One of our readers called us recently complaining that everything in LILITH magazine seemed “so sad.” Is this true? I was a little worried as I looked over the final mix of articles in our accounting-of-the-soul pages. Divorce, growing old, dying, burial. Interesting thing is, as individuals I think many of us so often focus on the bad news; it seems to take up all the oxygen. But looking again at the pages before us, I see a poem poking fun at the men in our lives who still don’t see the socks on the floor, a news story on a scholarship program for inner-city students, a class in assertiveness for older women. All of these are included here, and remind us that real life-transforming and world-transforming change is at the center of our efforts. The woman on the phone had remembered only the “sad” articles. She had forgotten all the good things that arrive between LILITH’s covers.

Somehow, the default position in our lives seems to be pessimism rather than optimism. That’s both a reality-based Jewish trait, I suppose, and a perspective that spurs us to action. If there are bad things going on, our mission is to fix them and repair the world. We do not wallow in “sadness” for its own sake. Nevertheless, when we are rendering our own accounts, it’s sometimes a struggle to remember that there has been plenty of good news as well. The poignant eldercare pieces in this issue, for example, are certainly counterbalanced by the very positive changes wrought by visionary rabbis, the diversity in new books for Jewish girls and the news reports on engines for social justice being revved up by Jewish women young and old.

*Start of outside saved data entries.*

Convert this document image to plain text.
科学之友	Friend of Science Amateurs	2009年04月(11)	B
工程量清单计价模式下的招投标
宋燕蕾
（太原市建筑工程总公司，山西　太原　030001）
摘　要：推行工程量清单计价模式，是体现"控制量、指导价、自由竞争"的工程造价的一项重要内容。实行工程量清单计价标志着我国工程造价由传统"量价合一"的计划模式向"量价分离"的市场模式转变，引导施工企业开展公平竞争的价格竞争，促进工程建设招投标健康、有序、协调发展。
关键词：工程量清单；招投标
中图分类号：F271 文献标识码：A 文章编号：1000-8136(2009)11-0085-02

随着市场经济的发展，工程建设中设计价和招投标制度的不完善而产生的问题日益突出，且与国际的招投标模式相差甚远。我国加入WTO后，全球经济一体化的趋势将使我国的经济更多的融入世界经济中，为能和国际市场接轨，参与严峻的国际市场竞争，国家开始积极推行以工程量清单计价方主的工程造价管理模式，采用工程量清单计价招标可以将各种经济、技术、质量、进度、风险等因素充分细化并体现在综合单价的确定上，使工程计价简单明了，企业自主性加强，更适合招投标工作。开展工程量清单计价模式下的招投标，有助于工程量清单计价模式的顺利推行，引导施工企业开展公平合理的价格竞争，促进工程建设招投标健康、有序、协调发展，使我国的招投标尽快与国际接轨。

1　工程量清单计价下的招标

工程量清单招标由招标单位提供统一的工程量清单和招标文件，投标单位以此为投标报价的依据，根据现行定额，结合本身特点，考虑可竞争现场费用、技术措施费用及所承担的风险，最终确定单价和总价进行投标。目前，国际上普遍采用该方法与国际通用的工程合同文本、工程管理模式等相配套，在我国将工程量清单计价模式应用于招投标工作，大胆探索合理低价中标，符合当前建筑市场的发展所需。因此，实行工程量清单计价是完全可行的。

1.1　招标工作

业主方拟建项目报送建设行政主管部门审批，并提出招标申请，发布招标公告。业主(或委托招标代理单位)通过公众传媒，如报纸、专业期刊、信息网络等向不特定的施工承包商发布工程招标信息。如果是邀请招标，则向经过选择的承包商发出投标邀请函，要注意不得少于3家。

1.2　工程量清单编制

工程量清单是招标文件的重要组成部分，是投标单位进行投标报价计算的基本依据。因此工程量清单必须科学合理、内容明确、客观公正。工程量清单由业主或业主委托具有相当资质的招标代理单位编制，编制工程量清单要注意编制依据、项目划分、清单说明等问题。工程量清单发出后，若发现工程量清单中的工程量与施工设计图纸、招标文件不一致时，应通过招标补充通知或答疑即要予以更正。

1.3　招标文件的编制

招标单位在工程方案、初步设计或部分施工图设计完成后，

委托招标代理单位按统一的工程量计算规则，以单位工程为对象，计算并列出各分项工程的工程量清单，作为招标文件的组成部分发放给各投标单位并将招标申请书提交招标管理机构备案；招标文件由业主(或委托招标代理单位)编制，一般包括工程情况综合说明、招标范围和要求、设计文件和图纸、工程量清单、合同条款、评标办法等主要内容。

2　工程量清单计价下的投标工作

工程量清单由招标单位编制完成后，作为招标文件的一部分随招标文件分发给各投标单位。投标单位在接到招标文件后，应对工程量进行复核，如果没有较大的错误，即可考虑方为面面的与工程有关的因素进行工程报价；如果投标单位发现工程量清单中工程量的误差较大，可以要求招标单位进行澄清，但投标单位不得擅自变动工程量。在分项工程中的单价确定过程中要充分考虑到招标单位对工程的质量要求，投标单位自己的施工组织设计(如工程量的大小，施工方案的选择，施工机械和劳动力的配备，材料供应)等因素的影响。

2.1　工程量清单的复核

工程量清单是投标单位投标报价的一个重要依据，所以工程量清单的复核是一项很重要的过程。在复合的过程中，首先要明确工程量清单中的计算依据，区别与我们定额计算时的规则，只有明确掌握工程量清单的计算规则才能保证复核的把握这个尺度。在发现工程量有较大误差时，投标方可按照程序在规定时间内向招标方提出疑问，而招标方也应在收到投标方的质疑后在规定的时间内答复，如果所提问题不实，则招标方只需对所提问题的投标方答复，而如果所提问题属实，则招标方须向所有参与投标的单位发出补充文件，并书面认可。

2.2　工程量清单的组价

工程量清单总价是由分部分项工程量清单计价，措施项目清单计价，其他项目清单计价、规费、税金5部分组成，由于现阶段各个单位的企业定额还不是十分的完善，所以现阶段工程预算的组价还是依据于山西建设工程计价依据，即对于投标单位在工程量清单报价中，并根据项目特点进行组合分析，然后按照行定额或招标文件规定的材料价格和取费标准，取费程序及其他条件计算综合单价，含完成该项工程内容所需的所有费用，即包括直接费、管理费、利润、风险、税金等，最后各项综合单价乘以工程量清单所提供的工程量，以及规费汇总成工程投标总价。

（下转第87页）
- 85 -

Rabbi Shira Milgrom has told of sitting with her family in a humble African-American church in a blighted part of New York City. The minister, after leading some passionately happy singing, asked the congregants to turn to one another and announce that “God has been good to me.” After hearing about the service I tried saying these words out loud, to myself. I was shocked at their power. And startled to realize how infrequently I pay attention to their content.

Like what I suspect is the mode of many of you, when I take account of each of my days and weeks, I see more of the flaws than the blessings. The pile of tasks undone reproaches me, the disagreements with beloved family members sadden me, the deadlines gnaw at me, the friendly visits not made worry me. And when each of LILITH’s issues is finally in my hands it seems to require an immense effort for me to take time to celebrate, to say a shehechiyanu, at least inwardly, to be grateful for the accomplishment and for having reached this time. My first instinct, when I hold a freshly delivered copy of the magazine in my hands, is to see the things that—with the benefit of 20/20 hindsight—I would have done differently, better. Same with other aspects of life. I can see with perfect clarity all the things that must be improved. I am trying, in my own accounting of the soul, to improve my vision, to enable myself to see the good things with equal clarity—and with some pleasure as well.

So I make a suggestion, as we put the finishing touches on this issue of LILITH. Pause as you read, and as you do your own accounting of the soul. Try to remember that we all probably have more to celebrate than to regret, or at least more good in our lives than we sometimes acknowledge. I’ll try too. Sadness (as the caller says), sure, but gratitude too, for being able to work on a community that improves every season. We have to be careful not to see it or say it passively, though. It’s not that our surroundings are improving by magic; rather, this is a world that we ourselves actively shape. By design, by our own choices, we work hard toward that improvement, as these articles demonstrate.